While it made history by booking the largest ever loss by any domestic company for the December 2018 quarter with a mammoth Rs 26,961 crore net loss due to an impairment charges on JLR, last week it reported a net loss of Rs 3,679 crore for the June quarter as against Rs 1,862 crore loss in March 2019.

Stressing on the need to remain continuously invested, he said, like any other auto company, JLR also has to invest in future technologies of hybrid and electric. We also have to invest in the future models and also in areas like shared mobility. That's very important to stay alive in this ecosystem. All this means there is a need for capex if you want to be future ready, he said.

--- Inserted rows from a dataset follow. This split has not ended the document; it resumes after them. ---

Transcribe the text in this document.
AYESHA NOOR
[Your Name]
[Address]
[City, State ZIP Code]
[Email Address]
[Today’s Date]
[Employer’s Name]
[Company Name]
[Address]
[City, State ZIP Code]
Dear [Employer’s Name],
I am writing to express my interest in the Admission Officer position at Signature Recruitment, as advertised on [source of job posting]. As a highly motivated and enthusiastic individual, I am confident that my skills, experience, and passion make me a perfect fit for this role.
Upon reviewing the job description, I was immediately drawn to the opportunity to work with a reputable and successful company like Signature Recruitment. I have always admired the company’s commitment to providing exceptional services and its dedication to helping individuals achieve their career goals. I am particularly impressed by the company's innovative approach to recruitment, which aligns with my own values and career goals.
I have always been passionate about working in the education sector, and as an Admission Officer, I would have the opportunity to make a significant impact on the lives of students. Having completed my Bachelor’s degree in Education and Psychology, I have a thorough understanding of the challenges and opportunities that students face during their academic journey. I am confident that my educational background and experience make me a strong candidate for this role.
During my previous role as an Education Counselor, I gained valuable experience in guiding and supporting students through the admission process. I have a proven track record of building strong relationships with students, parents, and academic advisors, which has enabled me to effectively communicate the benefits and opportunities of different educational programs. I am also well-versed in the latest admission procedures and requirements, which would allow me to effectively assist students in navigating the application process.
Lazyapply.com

He said JLR has seen its volume plunge around 50 percent in China, which was its biggest market till the general economic slowdown hit the world's largest auto market since the past two years.

But there are some silverlining in China as "for the first time in 12 months, we are seeing a positive volume growth in China in July after a recovery in June. But we need to wait for a couple of more months to see whether there's a trend."

He said during the past 12-18 months, JLR has cut down capex from around 4.5 billion pounds to 3.9 billion pounds. And we are working towards cutting down further, but we can't take a very drastic cut.

On the Brexit, which has felled two prime ministers- David Cameroon and Theresa May, he said "more than the impact of Brexit, it is the uncertainty of its potential impact, and this is much higher on JLR than any other company.

"The real concern is if Brexit were to happen with or without a deal, what will be the impact on our supply chain. We import millions of components from other parts of the world, particularly Europe. In the situation of Brexit, there's a possibility of a supply chain breakdown which essentially means production cannot happen, inventories are to be maintained.